Lynn Effinger
Lynn Effinger Lynn Effinger is a veteran of more than three decades in the housing and mortgage servicing industries.

When the next wave of REO activity hits, it will be unlike any other past cycle in the distressed mortgage market and will be heavily influenced by some of the leftover problem loans from the last downturn, as well as new defaults created from those loans, servicing and changing ownership of more recent originations, according to the president of the National REO Brokers Association.

And that downturn in the housing market is on the near horizon, adds Michael Krein.

"The mortgage industry — and in particular the default/REO industry — has always been cyclical, and typically, inversely related to the general real estate market," Krein told several hundred attendees at the 2015 National REO Brokers Association Education Conference in Broomfield, Colo.

"However, it is always the overheating of the general real estate market that characteristically foreshadows a resurgent REO market," he continued. "We have now had almost six straight years of rising or 'recovering' real estate prices — that is probably the longest continual uptick in real estate prices in over 100 years."

It's a view I've often stated before — a downturn in the housing market is on the near horizon. Krein was formerly a very successful real estate broker for several decades in Nevada, and at one time, the largest REO broker in the United States. And in the interest of full disclosure, Krein is also the CEO of RIO Software Solutions, for which I serve as senior vice president.

He went on to point out that the precise beginning and end of each cycle is never a precise point, as there is always an overlap during the transition.

"This is exactly the point we are in now," he added. "This will be my sixth market cycle and although each one has shared some of the same components, it should not be said that history is necessarily repeating itself, as each cycle can truly be considered somewhat unique."

One such problem is the reset of home equity line of credit and Home Affordable Modification Program loans. As Krein sees it, especially after having conversations with executives at RealtyTrac, the numbers being reported about these resets are actually under-reported — only considering HELOCs with a loan-to-value over 125% of fair market value being at risk.

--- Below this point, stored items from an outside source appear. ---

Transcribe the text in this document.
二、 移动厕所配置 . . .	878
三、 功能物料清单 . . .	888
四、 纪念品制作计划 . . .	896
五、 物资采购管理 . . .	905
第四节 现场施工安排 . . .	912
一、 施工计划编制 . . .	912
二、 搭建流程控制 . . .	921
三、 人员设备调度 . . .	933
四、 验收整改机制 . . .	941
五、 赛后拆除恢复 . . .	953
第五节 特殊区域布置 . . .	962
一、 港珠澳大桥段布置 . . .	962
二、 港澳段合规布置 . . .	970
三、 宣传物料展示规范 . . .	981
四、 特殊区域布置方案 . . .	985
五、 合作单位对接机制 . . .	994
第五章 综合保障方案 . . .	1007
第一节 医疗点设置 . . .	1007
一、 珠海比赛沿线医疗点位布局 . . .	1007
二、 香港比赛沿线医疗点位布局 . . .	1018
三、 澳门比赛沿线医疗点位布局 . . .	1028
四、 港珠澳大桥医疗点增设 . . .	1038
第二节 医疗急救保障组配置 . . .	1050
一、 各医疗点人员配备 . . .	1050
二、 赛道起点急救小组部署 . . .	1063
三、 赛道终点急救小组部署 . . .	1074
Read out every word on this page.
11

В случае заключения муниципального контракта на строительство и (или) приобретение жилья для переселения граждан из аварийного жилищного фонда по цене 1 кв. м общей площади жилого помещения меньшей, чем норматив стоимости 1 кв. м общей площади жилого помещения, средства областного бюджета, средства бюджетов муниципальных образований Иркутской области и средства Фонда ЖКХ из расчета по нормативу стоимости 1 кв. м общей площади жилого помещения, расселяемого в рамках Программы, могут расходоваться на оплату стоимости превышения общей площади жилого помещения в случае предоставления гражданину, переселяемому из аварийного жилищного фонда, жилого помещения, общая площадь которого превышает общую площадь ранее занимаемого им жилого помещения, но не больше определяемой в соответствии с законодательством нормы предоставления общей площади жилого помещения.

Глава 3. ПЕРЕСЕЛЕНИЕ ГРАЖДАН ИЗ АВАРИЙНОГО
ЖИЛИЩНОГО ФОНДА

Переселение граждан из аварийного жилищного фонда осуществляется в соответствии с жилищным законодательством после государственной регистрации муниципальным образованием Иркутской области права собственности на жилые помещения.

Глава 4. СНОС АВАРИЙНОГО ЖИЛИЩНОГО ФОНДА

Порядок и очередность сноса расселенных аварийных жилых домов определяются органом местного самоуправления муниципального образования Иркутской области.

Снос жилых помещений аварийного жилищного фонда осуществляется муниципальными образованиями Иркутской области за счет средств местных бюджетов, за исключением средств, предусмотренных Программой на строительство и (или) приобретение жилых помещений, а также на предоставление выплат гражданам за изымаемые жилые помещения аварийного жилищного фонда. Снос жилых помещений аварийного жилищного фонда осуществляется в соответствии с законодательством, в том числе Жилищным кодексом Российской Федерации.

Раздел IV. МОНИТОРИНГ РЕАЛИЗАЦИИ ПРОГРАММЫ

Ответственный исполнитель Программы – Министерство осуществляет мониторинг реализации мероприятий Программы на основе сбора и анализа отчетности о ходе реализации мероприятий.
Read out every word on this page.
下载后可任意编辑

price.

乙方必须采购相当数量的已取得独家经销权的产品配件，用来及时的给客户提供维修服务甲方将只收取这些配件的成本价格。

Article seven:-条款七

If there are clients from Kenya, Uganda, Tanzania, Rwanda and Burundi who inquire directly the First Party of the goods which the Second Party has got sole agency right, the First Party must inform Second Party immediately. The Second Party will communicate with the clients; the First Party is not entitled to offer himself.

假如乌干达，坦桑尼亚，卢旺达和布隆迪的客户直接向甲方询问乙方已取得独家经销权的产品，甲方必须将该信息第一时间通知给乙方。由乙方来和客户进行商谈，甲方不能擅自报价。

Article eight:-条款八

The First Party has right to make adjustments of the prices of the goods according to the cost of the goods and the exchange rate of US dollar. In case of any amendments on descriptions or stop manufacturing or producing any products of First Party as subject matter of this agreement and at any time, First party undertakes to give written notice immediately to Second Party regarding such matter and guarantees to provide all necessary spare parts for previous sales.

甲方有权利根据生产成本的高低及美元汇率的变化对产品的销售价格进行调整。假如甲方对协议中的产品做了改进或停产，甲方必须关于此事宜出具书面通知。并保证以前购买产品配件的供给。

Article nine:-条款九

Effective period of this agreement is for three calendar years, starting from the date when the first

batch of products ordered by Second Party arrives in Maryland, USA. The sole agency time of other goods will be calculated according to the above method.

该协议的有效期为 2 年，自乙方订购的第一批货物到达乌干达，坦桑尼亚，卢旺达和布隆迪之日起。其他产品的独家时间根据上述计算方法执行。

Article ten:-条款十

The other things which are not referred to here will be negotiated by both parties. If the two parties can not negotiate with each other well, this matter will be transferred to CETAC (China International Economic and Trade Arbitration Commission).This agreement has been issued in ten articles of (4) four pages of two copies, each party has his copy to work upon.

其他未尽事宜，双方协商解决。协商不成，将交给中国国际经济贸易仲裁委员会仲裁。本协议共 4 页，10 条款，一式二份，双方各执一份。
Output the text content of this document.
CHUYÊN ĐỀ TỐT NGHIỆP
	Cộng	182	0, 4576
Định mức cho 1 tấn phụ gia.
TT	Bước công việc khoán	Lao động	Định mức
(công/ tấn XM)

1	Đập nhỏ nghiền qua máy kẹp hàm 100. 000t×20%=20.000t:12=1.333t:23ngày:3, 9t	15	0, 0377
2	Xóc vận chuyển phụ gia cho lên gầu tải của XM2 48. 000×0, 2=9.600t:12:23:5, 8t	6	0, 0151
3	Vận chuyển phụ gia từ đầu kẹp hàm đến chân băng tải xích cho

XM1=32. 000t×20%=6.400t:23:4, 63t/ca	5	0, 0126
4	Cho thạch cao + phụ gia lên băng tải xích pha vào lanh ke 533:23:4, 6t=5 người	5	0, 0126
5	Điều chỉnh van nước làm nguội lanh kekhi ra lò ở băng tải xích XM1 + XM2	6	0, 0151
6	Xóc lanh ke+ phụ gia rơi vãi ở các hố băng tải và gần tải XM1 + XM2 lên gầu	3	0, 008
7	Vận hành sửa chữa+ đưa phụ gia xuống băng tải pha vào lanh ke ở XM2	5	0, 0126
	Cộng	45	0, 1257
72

Krein believes the problem is likely to be four to five times larger, because many borrowers with a HELOC and LTV ratios over 90% may choose to do a strategic default, because technically, by factoring in the cost of sale of real estate, anything over 90% LTV is still "underwater."

"We are still in a very strange period in the real estate industry, as there have been so many changes that have occurred that no one would have previously imagined," Krein said. "There is now more data available than ever before, yet many reports and conclusions being published are much more clouded."

Mark Twain is credited as once saying: "There are lies, damned lies, and statistics." To many today, that would appear to be the case now, because so many reports are focusing on such incredibly narrow bands of information in order to generate reporting outcomes that suit their agenda or narrative.

A case in point would include a recent report from the California Association of Realtors indicating that, "a solid housing market continues as California’s pending home sales dial higher from a year ago for [the] fifth straight month."

The CAR report states that with the California housing market continuing its upward trend, pending home sales registered their fifth straight annual gain, with the last three months being in the double-digits.

Overall, the report continues, "the competitive market persists with more sales and bigger premiums paid above list price."

While it is indisputable that California is experiencing tremendous home price increases due to high demand and low inventories of available housing, there are many other less anomalous markets where home prices are as stagnant as wages for middle-class Americans. And in some cases, home prices are decreasing.

Many factors, including the worsening Housing Affordability index; a continuing rapid rise in rents; continued unemployment (including those who have left the job market altogether); underemployment; predictions of rising interest rates by Federal Reserve Chair Janet Yellen; a still abysmal economic environment; and global instability, are all coming together to make my predictions that a new downturn is coming — and those of Mike Krein, and other housing industry analysts — seem more plausible every week.

Lynn Effinger is Senior Vice President-Institutional Services for RIO Software Solutions Inc.